5 cohort-based course facts
If you’ve never heard of cohort-based courses, or CBCs before, we’re going to walk you through the five cohort-based course facts to know when getting started.
1. They’re ideal for creating community.
Cohort-based course fact number one is that they are a great way to foster community among your students. They’ll all be starting the course at the same time and completing the same lessons at the same time too. You could assign working groups or group discussion topics for students to post in as assignments each week. Plus, you can market the community as added value for your course.
You wouldn’t be able to do this with a course that wasn’t cohort-based because you wouldn’t have the shared experiences of your students to build off of. This is a unique advantage the CBC structure offers and it can help your students get even more out of the course too. Plus, maybe they’ll make friends they can continue relationships with.
2. They have a higher completion rate for students than self-paced courses.
It might come as a surprise to you but cohort-based courses have a higher completion rate than self-paced ones. When your students have structured courses with a set schedule, they’re more likely to stick with it all the way through.
Teachable creator Tiago Forte notes that some of the top CBCs have completion rates between 70 and 90 percent. That’s incredibly high compared to some estimates of self-paced course completion rates.
Make sure you’ve valued your course for everything it includes. Your hard worth it worth it.
3. Cohort-based courses allow you control over course size and timeline.
You can completely control the course size and the timeline of your course if you structure it as a CBC. This gives you the control to decide how many students you want at one time. So if you want to keep it small so you can offer coaching to each student, you can. If you want it to be a certain number so you can assign group work among students, you can.
Make your course exactly how you want and create a timeline for your students to all experience at once. If you want the course to run and lead up to a certain event or time of the year, you have the control to do that too.
4. They help give students the extra push to sign up.
Giving your potential students a specific time when they have to sign up can help them make the decision to take the plunge and enroll. Creating this deadline means they can’t continue to put off signing up for a course. Plus, if they miss this round of the course, they don’t know when they might be able to sign up again.

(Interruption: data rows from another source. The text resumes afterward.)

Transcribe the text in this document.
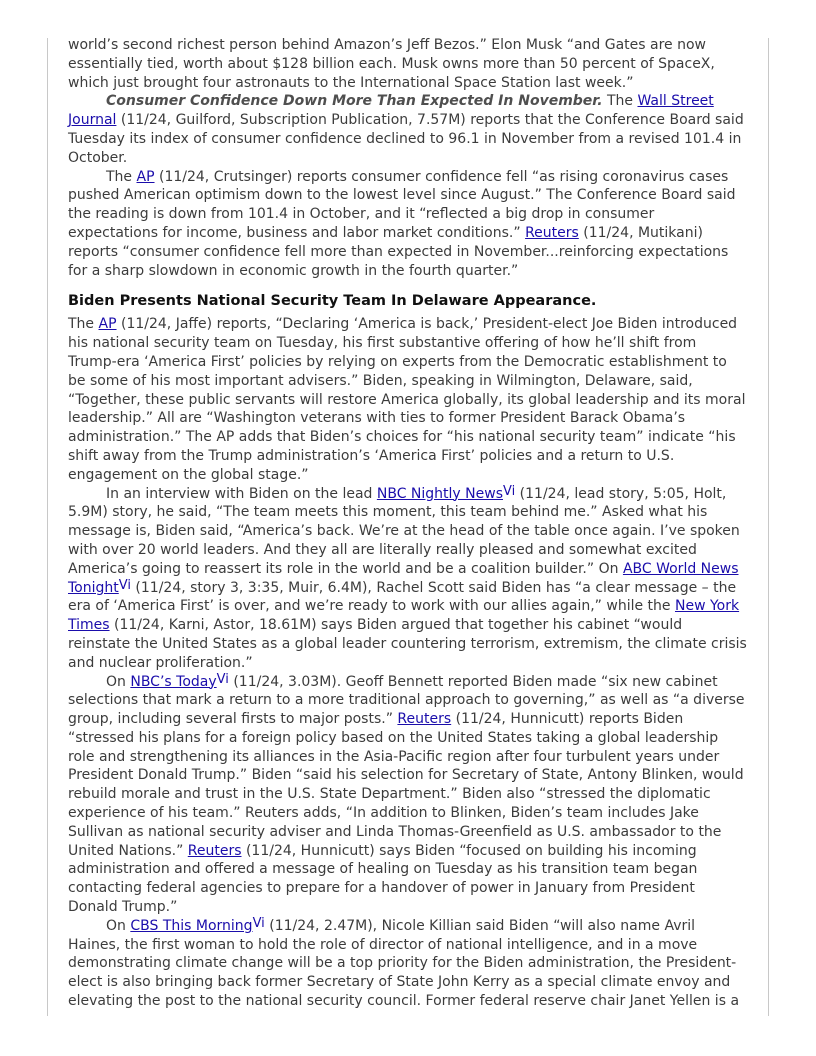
world’s second richest person behind Amazon’s Jeff Bezos.” Elon Musk “and Gates are now essentially tied, worth about $128 billion each. Musk owns more than 50 percent of SpaceX, which just brought four astronauts to the International Space Station last week.”

Consumer Confidence Down More Than Expected In November. The Wall Street Journal (11/24, Guilford, Subscription Publication, 7.57M) reports that the Conference Board said Tuesday its index of consumer confidence declined to 96.1 in November from a revised 101.4 in October.

The AP (11/24, Crutsinger) reports consumer confidence fell “as rising coronavirus cases pushed American optimism down to the lowest level since August.” The Conference Board said the reading is down from 101.4 in October, and it “reflected a big drop in consumer expectations for income, business and labor market conditions.” Reuters (11/24, Mutikani) reports “consumer confidence fell more than expected in November...reinforcing expectations for a sharp slowdown in economic growth in the fourth quarter.”

Biden Presents National Security Team In Delaware Appearance.

The AP (11/24, Jaffe) reports, “Declaring ‘America is back,’ President-elect Joe Biden introduced his national security team on Tuesday, his first substantive offering of how he’ll shift from Trump-era ‘America First’ policies by relying on experts from the Democratic establishment to be some of his most important advisers.” Biden, speaking in Wilmington, Delaware, said, “Together, these public servants will restore America globally, its global leadership and its moral leadership.” All are “Washington veterans with ties to former President Barack Obama’s administration.” The AP adds that Biden’s choices for “his national security team” indicate “his shift away from the Trump administration’s ‘America First’ policies and a return to U.S. engagement on the global stage.”

In an interview with Biden on the lead NBC Nightly NewsVi (11/24, lead story, 5:05, Holt, 5.9M) story, he said, “The team meets this moment, this team behind me.” Asked what his message is, Biden said, “America’s back. We’re at the head of the table once again. I’ve spoken with over 20 world leaders. And they all are literally really pleased and somewhat excited America’s going to reassert its role in the world and be a coalition builder.” On ABC World News TonightVi (11/24, story 3, 3:35, Muir, 6.4M), Rachel Scott said Biden has “a clear message – the era of ‘America First’ is over, and we’re ready to work with our allies again,” while the New York Times (11/24, Karni, Astor, 18.61M) says Biden argued that together his cabinet “would reinstate the United States as a global leader countering terrorism, extremism, the climate crisis and nuclear proliferation.”

On NBC’s TodayVi (11/24, 3.03M). Geoff Bennett reported Biden made “six new cabinet selections that mark a return to a more traditional approach to governing,” as well as “a diverse group, including several firsts to major posts.” Reuters (11/24, Hunnicutt) reports Biden “stressed his plans for a foreign policy based on the United States taking a global leadership role and strengthening its alliances in the Asia-Pacific region after four turbulent years under President Donald Trump.” Biden “said his selection for Secretary of State, Antony Blinken, would rebuild morale and trust in the U.S. State Department.” Biden also “stressed the diplomatic experience of his team.” Reuters adds, “In addition to Blinken, Biden’s team includes Jake Sullivan as national security adviser and Linda Thomas-Greenfield as U.S. ambassador to the United Nations.” Reuters (11/24, Hunnicutt) says Biden “focused on building his incoming administration and offered a message of healing on Tuesday as his transition team began contacting federal agencies to prepare for a handover of power in January from President Donald Trump.”

On CBS This MorningVi (11/24, 2.47M), Nicole Killian said Biden “will also name Avril Haines, the first woman to hold the role of director of national intelligence, and in a move demonstrating climate change will be a top priority for the Biden administration, the President-elect is also bringing back former Secretary of State John Kerry as a special climate envoy and elevating the post to the national security council. Former federal reserve chair Janet Yellen is a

5. You can offer coaching in groups or assign group projects.
While you can obviously offer coaching for non-CBCs, it has to be done as an add-on for your students and they could all be at different times of their journey through your course. When you offer coaching as part of a CBC, then you can offer your coaching in groups or one on one while being sure where your students are in the course curriculum. You can also easily assign group projects to have all of your students work together on group projects.
Is a cohort-based course right for you?
Now knowing these cohort-based course facts, you should be able to decide whether a cohort-based course is right for you and your students. Consider these five facts when choosing whether to make your course self-paced or not. Do you want your students to learn at the same rate? Do you want to assign projects or quizzes for everyone at once? These are all things to consider when choosing whether to create a self-paced course or a CBC.